The Queue is a recurring excuse for me to talk about songs or albums in short form. I’m bending that formula a bit today to discuss The Peer Pleasure Podcast which I’ve been binging lately. Let’s investigate a few of my favorite episodes.
Ep. 147 – Bobby Darling (Gatsbys American Dream)
The first episode of The Peer Pleasure Podcast that I heard was Episode 147 which features friend of the blog Bobby Darling, most well known for his time in Gatsbys American Dream. (He’s done some inspiring work with his other projects as well.) I am exactly the kind of person who would happily listen to a podcast about the minutiae of writing and recording a bunch of brilliantly obtuse pop songs but, to my surprise, that’s not what this or any other episode of TPPP actually is. Instead, I was introduced to host Dewey Halpaus’ intentionally meandering and conversational interview style. Along the way, Halpaus’ ability to provide a safe space for his guests to get comfortable and just talk meant that I learned quite a bit about the genuinely moving background to the lyrics of Ribbons & Sugar. I don’t need more podcasts in my life but after getting to be a fly on the wall for a candid discussion about one of my favorite albums, I queued up a few more episodes.

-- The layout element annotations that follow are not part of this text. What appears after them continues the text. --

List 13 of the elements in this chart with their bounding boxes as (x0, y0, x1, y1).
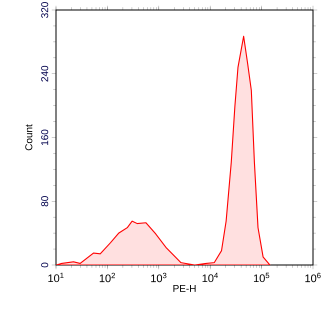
y-tick-label: 320 (41, 2, 48, 18)
y-tick-label: 0 (41, 262, 48, 268)
y-axis-title: Count (25, 124, 32, 150)
y-tick-label: 160 (41, 130, 48, 146)
x-tick-label: 10$^{4}$ (202, 272, 218, 282)
y-tick-label: 240 (41, 66, 48, 82)
x-tick-label: 10$^{3}$ (151, 272, 166, 282)
x-tick-label: 10$^{2}$ (100, 272, 115, 282)
x-axis-title: PE-H (173, 285, 196, 292)
y-tick-label: 80 (41, 196, 48, 206)
x-tick-label: 10$^{1}$ (48, 272, 64, 282)
x-tick-label: 10$^{6}$ (305, 272, 321, 282)
x-tick-label: 10$^{5}$ (254, 272, 270, 282)
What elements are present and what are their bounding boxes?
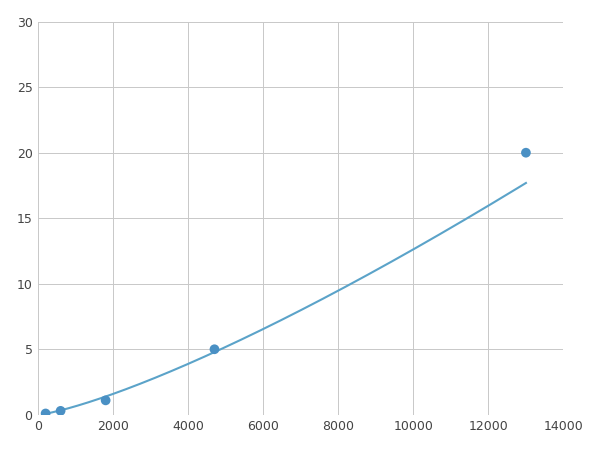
Point (101, 397, 110, 404)
Point (56, 407, 65, 414)
Point (41, 410, 50, 417)
Point (209, 346, 219, 353)
Point (521, 149, 531, 156)
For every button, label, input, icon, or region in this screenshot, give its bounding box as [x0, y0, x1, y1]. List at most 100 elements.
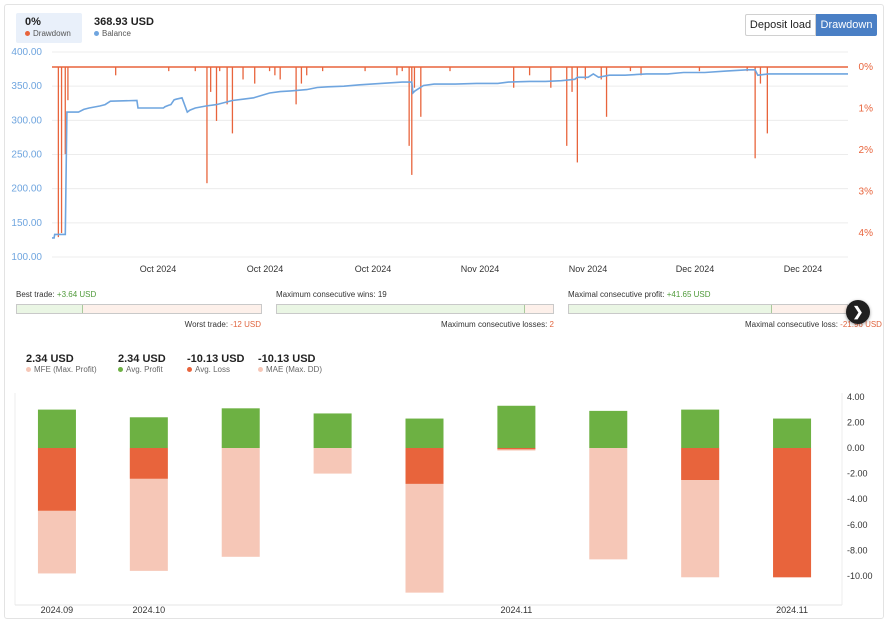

Ep. 40 – Brett Detar (The Juliana Theory)
“If I Told You This Was Killing Me Would You Stop?” was a crowd-pleasing staple for my high school band and twenty years later I still think “You Always Say Goodnight, Goodnight” is one of the best songs of the 2000s. So yes, I fired up Episode 40, featuring Brett Detar of The Juliana Theory, as soon as I was done with Darling’s episode. I promptly learned that I’d been saying the name of one of my emo heroes incorrectly for the last 20 years. (Turns out Detar sounds like “better,” not “key-tar.”) The Juliana Theory got a lot of love for Emotion is Dead but not nearly enough for their later albums which were all great in their own right so it was fascinating to hear Detar describe the process of living through a career that people didn’t quite properly appreciate while it was happening.

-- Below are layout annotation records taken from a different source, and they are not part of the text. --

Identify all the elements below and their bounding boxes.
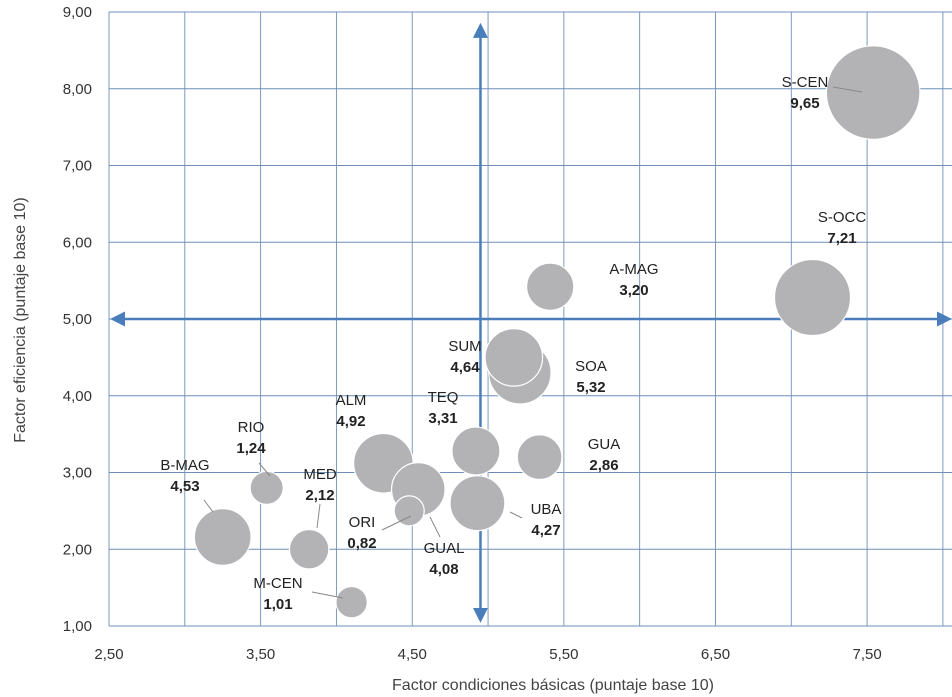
y-tick-label: 3,00 [63,465,92,482]
bubble-uba [449,475,506,532]
point-label: S-CEN [782,74,829,91]
point-value: 4,92 [336,413,365,430]
point-label: M-CEN [253,575,302,592]
y-tick-label: 5,00 [63,311,92,328]
bubble-m-cen [335,585,368,619]
bubble-a-mag [526,262,575,311]
leader-line [203,499,214,513]
leader-line [258,462,271,477]
point-value: 2,12 [305,487,334,504]
bubble-ori [393,495,425,527]
y-tick-label: 9,00 [63,4,92,21]
bubble-b-mag [193,508,252,566]
point-value: 1,01 [263,596,292,613]
point-value: 9,65 [790,95,819,112]
y-tick-label: 8,00 [63,81,92,98]
x-tick-label: 2,50 [94,646,123,663]
x-tick-labels: 2,50 3,50 4,50 5,50 6,50 7,50 [94,646,881,663]
x-tick-label: 3,50 [246,646,275,663]
bubble-gua [516,434,563,481]
y-tick-label: 2,00 [63,541,92,558]
bubble-med [288,528,330,570]
point-value: 4,53 [170,478,199,495]
point-label: S-OCC [818,209,867,226]
point-label: RIO [238,419,265,436]
point-value: 4,64 [450,359,480,376]
point-label: ORI [349,514,376,531]
point-value: 4,27 [531,522,560,539]
point-value: 7,21 [827,230,856,247]
leader-line [509,511,523,519]
point-label: UBA [531,501,562,518]
leader-lines [203,86,863,599]
point-label: B-MAG [160,457,209,474]
bubble-teq [451,426,501,476]
point-value: 3,31 [428,410,457,427]
y-tick-labels: 1,00 2,00 3,00 4,00 5,00 6,00 7,00 8,00 9,00 [63,4,92,635]
point-label: TEQ [428,389,459,406]
point-label: GUA [588,436,621,453]
point-value: 2,86 [589,457,618,474]
bubbles [193,45,921,619]
point-value: 4,08 [429,561,458,578]
x-tick-label: 5,50 [549,646,578,663]
x-tick-label: 4,50 [398,646,427,663]
leader-line [316,503,321,529]
point-label: A-MAG [609,261,658,278]
point-value: 1,24 [236,440,266,457]
y-axis-title: Factor eficiencia (puntaje base 10) [12,197,29,442]
point-value: 3,20 [619,282,648,299]
bubble-s-occ [773,258,852,337]
leader-line [381,515,412,531]
point-label: ALM [336,392,367,409]
leader-line [832,86,863,93]
x-tick-label: 6,50 [701,646,730,663]
point-label: MED [303,466,337,483]
point-value: 0,82 [347,535,376,552]
y-tick-label: 4,00 [63,388,92,405]
bubble-rio [249,470,284,505]
y-tick-label: 6,00 [63,234,92,251]
x-axis-title: Factor condiciones básicas (puntaje base… [392,677,714,694]
bubble-sum [484,328,544,387]
y-tick-label: 1,00 [63,618,92,635]
point-label: SUM [448,338,481,355]
point-value: 5,32 [576,379,605,396]
point-label: GUAL [424,540,465,557]
leader-line [311,591,344,599]
point-label: SOA [575,358,607,375]
bubble-s-cen [825,45,921,140]
y-tick-label: 7,00 [63,158,92,175]
leader-line [429,516,441,538]
bubble-labels: S-CEN 9,65 S-OCC 7,21 A-MAG 3,20 SOA 5,32 SUM 4,6… [160,74,866,613]
x-tick-label: 7,50 [852,646,881,663]
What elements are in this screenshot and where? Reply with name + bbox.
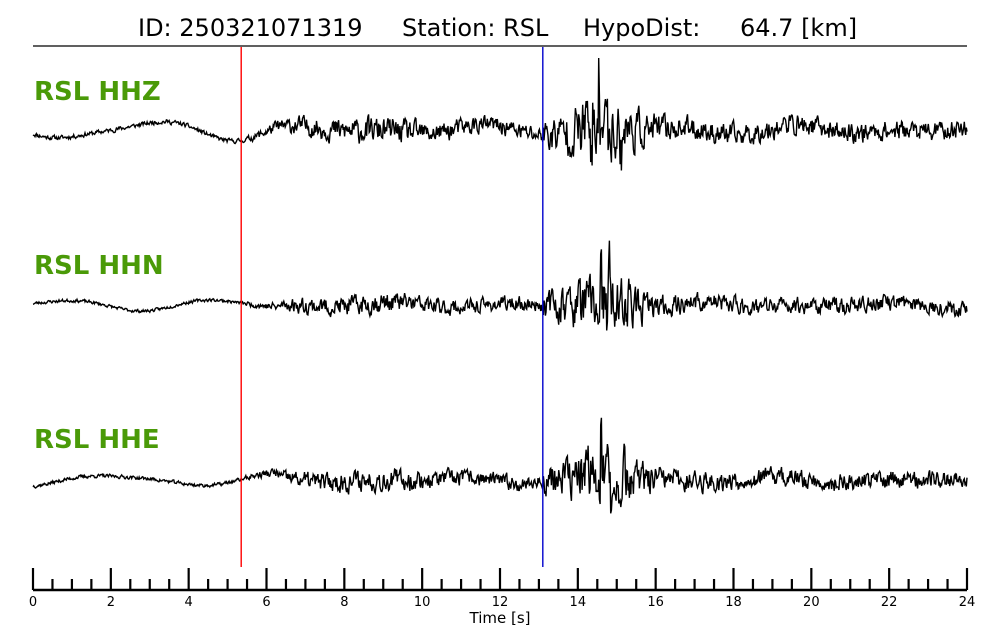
x-axis-label: Time [s]: [469, 609, 531, 627]
title-station: Station: RSL: [402, 14, 549, 42]
trace-line-hhe: [32, 417, 968, 514]
title-hypodist-label: HypoDist:: [583, 14, 700, 42]
trace-label-hhz: RSL HHZ: [34, 77, 161, 107]
x-tick-label: 12: [492, 595, 509, 610]
trace-line-hhz: [32, 57, 968, 171]
trace-label-hhn: RSL HHN: [34, 251, 164, 281]
title-id: ID: 250321071319: [138, 14, 363, 42]
trace-label-group: RSL HHZ RSL HHN RSL HHE: [34, 77, 164, 455]
x-tick-label: 2: [107, 595, 115, 610]
x-tick-label: 6: [262, 595, 270, 610]
title-hypodist-value: 64.7 [km]: [740, 14, 857, 42]
x-tick-label: 20: [803, 595, 820, 610]
pick-group: [240, 47, 544, 567]
chart-title: ID: 250321071319 Station: RSL HypoDist: …: [138, 14, 857, 42]
trace-group: [32, 57, 968, 514]
x-tick-label: 14: [570, 595, 587, 610]
x-tick-label: 16: [647, 595, 664, 610]
trace-line-hhn: [32, 240, 968, 331]
x-axis-ticks: 0 2 4 6 8 10 12 14 16 18 20 22 24: [29, 568, 975, 610]
x-tick-label: 8: [340, 595, 348, 610]
trace-label-hhe: RSL HHE: [34, 425, 160, 455]
x-tick-label: 18: [725, 595, 742, 610]
x-tick-label: 4: [185, 595, 193, 610]
x-tick-label: 24: [959, 595, 976, 610]
x-tick-label: 10: [414, 595, 431, 610]
x-tick-label: 0: [29, 595, 37, 610]
x-tick-label: 22: [881, 595, 898, 610]
x-axis: 0 2 4 6 8 10 12 14 16 18 20 22 24 Time [s]: [29, 568, 975, 627]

Ep. 102 – Josh Eppard (Coheed & Cambria)
I don’t know how this came to be but for a solid decade I believed that Josh Eppard, longtime drummer for Coheed & Cambria, was named Josh Masters. I don’t know how or why this happened but I wasn’t alone: My entire college band shared this misconception, even as we were all obsessed with Good Apollo, I’m Burning Star IV, Volume One: From Fear Through the Eyes of Madness and the patently ridiculous music video for practice session staple “Welcome Home.” Considering his talent behind the kit, the name fit. Of course, if his real name came as a surprise to me it was nothing compared to the surprise of listening to this episode which chronicles overcoming his debilitating addictions, his Thrice fandom and that time he rapped at a Snoop Dogg show. After listening to this fascinating episode, I wouldn’t blame him if he wanted to change his name to Masters after all.

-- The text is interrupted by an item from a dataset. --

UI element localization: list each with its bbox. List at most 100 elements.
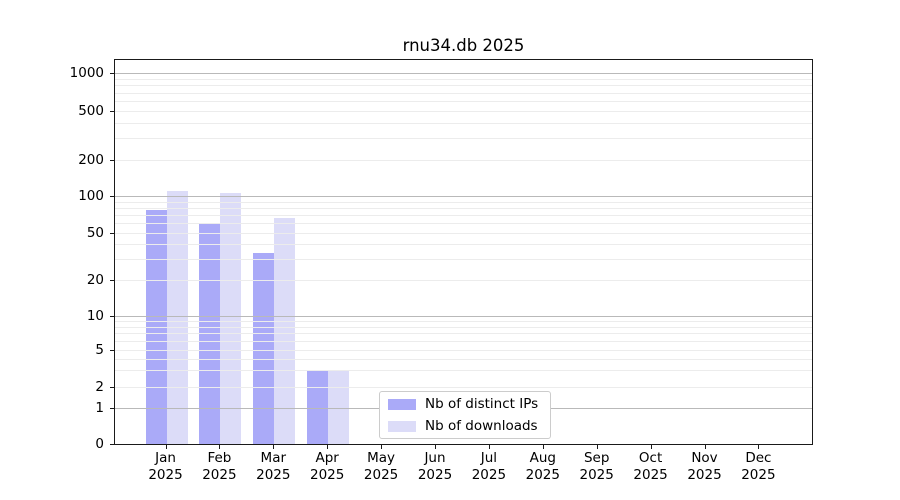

Ep. 19 – Jay Sakong (OWEL)
Let’s close it out with another artist that I’ve written about quite a few times, Jay Sakong of New Jersey post-rockers OWEL. I’ve had the chance to speak with Sakong more than once but the ease with which he opened up with Halpaus to discuss his career writing commercial music and the importance of trust in creating a healthy band environment makes both of them all the more endearing. Despite the two never having met before, the conversation quickly becomes engaging, sprawling into a host of odd and interesting tangents, the kind of talk you might have with someone that you respect but don’t know as you share a drink for the first time. It’s the kind of thing that makes me want to keep coming back to The Peer Pleasure Podcast. I’m sure I will.